Vamos a dejar aparte la cuestión de las sorpresas. Y digo sorpresas porque es lo único que no te esperas. Todo el mundo conoce bien las historias de Disney, y las canciones desde la primera a la última palabra. Por eso, te pierdes si después del famosísimo "Hakuna Matata" no viene un "...vive y deja vivir" o si en lugar de aparecer con la falda hawaiana, Timón saliera con... bueno, no estropearé la sorpresa.
¿Aparte de todo esto? Pues bien, lo mejor es la ambientación. Los personajes están controlados como si fueran marionetas, pero pronto olvidas (en el caso de los secundarios) a la persona que hay detrás, al tipo del bombín que tiene un Zazú en la mano.

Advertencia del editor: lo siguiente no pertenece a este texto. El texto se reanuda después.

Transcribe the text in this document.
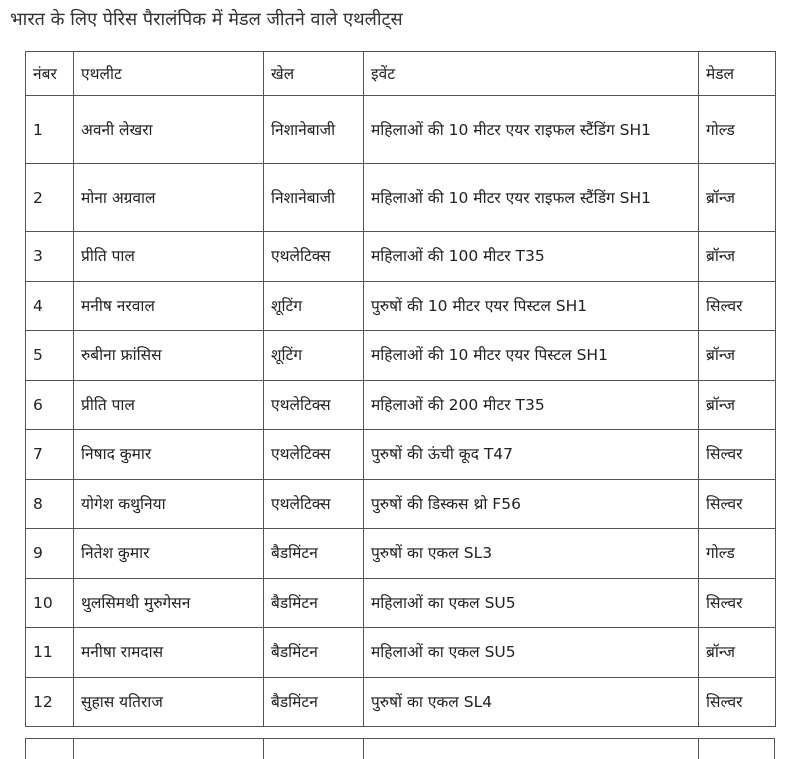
भारत के लिए पेरिस पैरालंपिक में मेडल जीतने वाले एथलीट्स
नंबर	एथलीट	खेल	इवेंट	मेडल
1	अवनी लेखरा	निशानेबाजी	महिलाओं की 10 मीटर एयर राइफल स्टैंडिंग SH1	गोल्ड
2	मोना अग्रवाल	निशानेबाजी	महिलाओं की 10 मीटर एयर राइफल स्टैंडिंग SH1	ब्रॉन्ज
3	प्रीति पाल	एथलेटिक्स	महिलाओं की 100 मीटर T35	ब्रॉन्ज
4	मनीष नरवाल	शूटिंग	पुरुषों की 10 मीटर एयर पिस्टल SH1	सिल्वर
5	रुबीना फ्रांसिस	शूटिंग	महिलाओं की 10 मीटर एयर पिस्टल SH1	ब्रॉन्ज
6	प्रीति पाल	एथलेटिक्स	महिलाओं की 200 मीटर T35	ब्रॉन्ज
7	निषाद कुमार	एथलेटिक्स	पुरुषों की ऊंची कूद T47	सिल्वर
8	योगेश कथुनिया	एथलेटिक्स	पुरुषों की डिस्कस थ्रो F56	सिल्वर
9	नितेश कुमार	बैडमिंटन	पुरुषों का एकल SL3	गोल्ड
10	थुलसिमथी मुरुगेसन	बैडमिंटन	महिलाओं का एकल SU5	सिल्वर
11	मनीषा रामदास	बैडमिंटन	महिलाओं का एकल SU5	ब्रॉन्ज
12	सुहास यतिराज	बैडमिंटन	पुरुषों का एकल SL4	सिल्वर
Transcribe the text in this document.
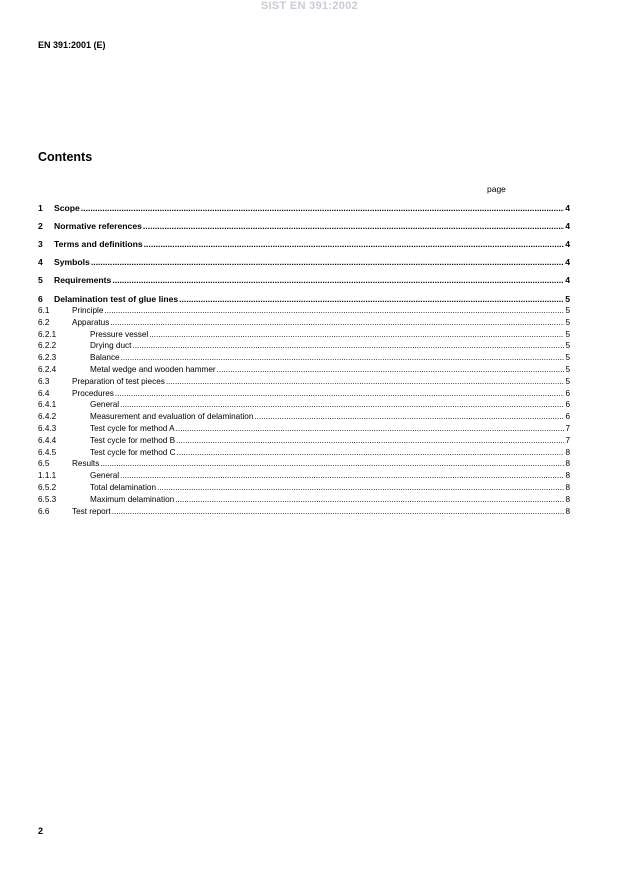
SIST EN 391:2002
EN 391:2001 (E)
Contents
page
1	Scope .....	4
2	Normative references .....	4
3	Terms and definitions .....	4
4	Symbols .....	4
5	Requirements .....	4
6	Delamination test of glue lines .....	5
6.1	Principle .....	5
6.2	Apparatus .....	5
6.2.1	Pressure vessel .....	5
6.2.2	Drying duct .....	5
6.2.3	Balance .....	5
6.2.4	Metal wedge and wooden hammer .....	5
6.3	Preparation of test pieces .....	5
6.4	Procedures .....	6
6.4.1	General .....	6
6.4.2	Measurement and evaluation of delamination .....	6
6.4.3	Test cycle for method A .....	7
6.4.4	Test cycle for method B .....	7
6.4.5	Test cycle for method C .....	8
6.5	Results .....	8
1.1.1	General .....	8
6.5.2	Total delamination .....	8
6.5.3	Maximum delamination .....	8
6.6	Test report .....	8
2
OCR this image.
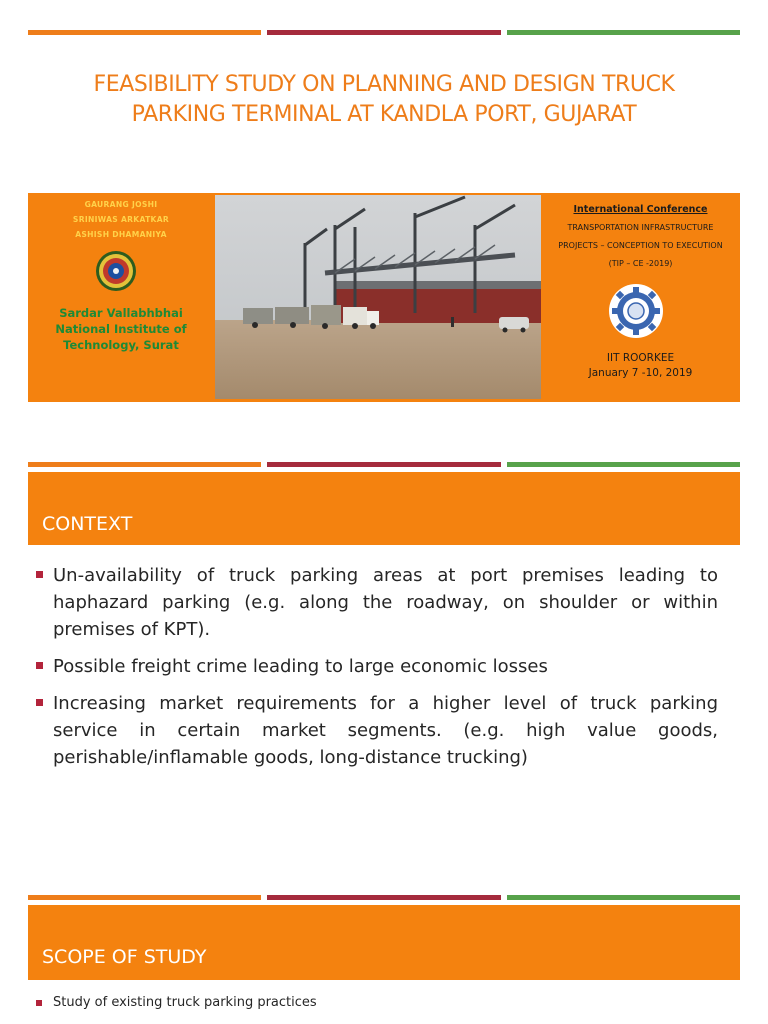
FEASIBILITY STUDY ON PLANNING AND DESIGN TRUCK
PARKING TERMINAL AT KANDLA PORT, GUJARAT
GAURANG JOSHI
SRINIWAS ARKATKAR
ASHISH DHAMANIYA
Sardar Vallabhbhai
National Institute of
Technology, Surat
International Conference
TRANSPORTATION INFRASTRUCTURE
PROJECTS – CONCEPTION TO EXECUTION
(TIP – CE -2019)
IIT ROORKEE
January 7 -10, 2019
CONTEXT
Un-availability of truck parking areas at port premises leading to haphazard parking (e.g. along the roadway, on shoulder or within premises of KPT).
Possible freight crime leading to large economic losses
Increasing market requirements for a higher level of truck parking service in certain market segments. (e.g. high value goods, perishable/inflamable goods, long-distance trucking)
SCOPE OF STUDY
Study of existing truck parking practices
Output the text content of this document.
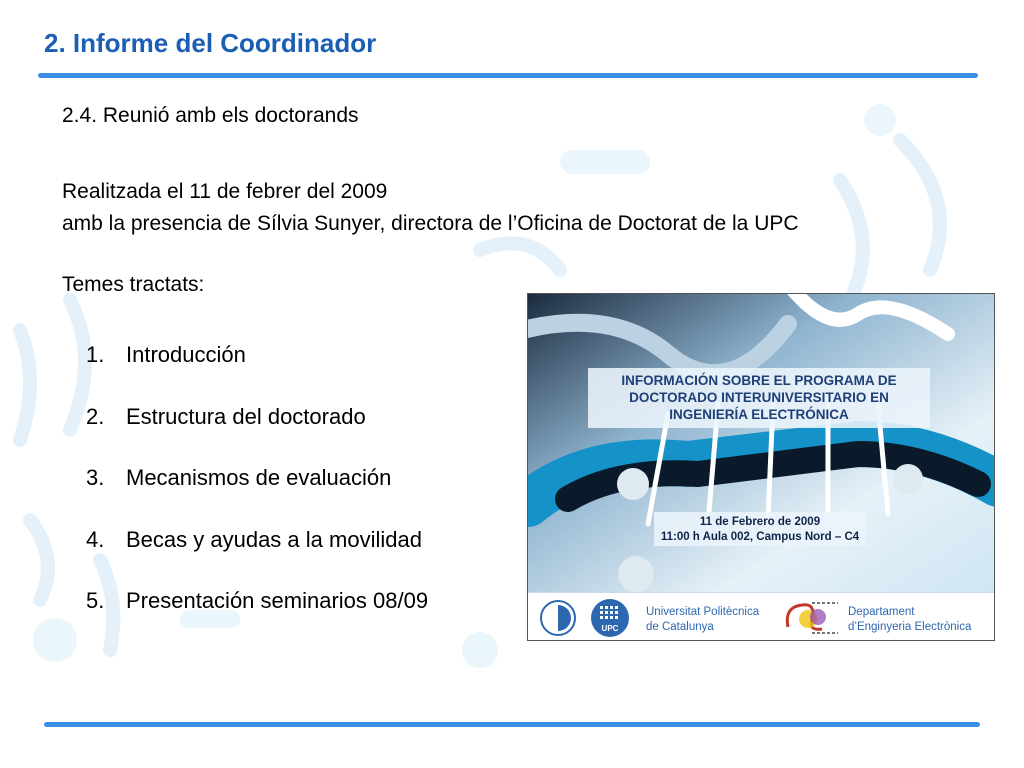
2. Informe del Coordinador

2.4. Reunió amb els doctorands

Realitzada el 11 de febrer del 2009

amb la presencia de Sílvia Sunyer, directora de l’Oficina de Doctorat de la UPC

Temes tractats:

1. Introducción
2. Estructura del doctorado
3. Mecanismos de evaluación
4. Becas y ayudas a la movilidad
5. Presentación seminarios 08/09
INFORMACIÓN SOBRE EL PROGRAMA DE
DOCTORADO INTERUNIVERSITARIO EN
INGENIERÍA ELECTRÓNICA
11 de Febrero de 2009
11:00 h Aula 002, Campus Nord – C4
UPC
Universitat Politècnica
de Catalunya
Departament
d’Enginyeria Electrònica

Como se puede ver en la imagen, los leones protagonistas son los más visibles, ya que todos los actores trabajan la expresividad corporal.
La música, descoloca un poco por las letras, pero hay dos o tres nuevas canciones bastante originales. La mejor cantante es Rafiki, que además se lleva gran parte del peso cómico, sobre todo al salir más que Timón.
En resumen, vale más como espectáculo visual que como musical de por sí, u obra de teatro. Pero es una de esas cosas que hay que ver por lo menos una vez en la vida, mientras se pueda.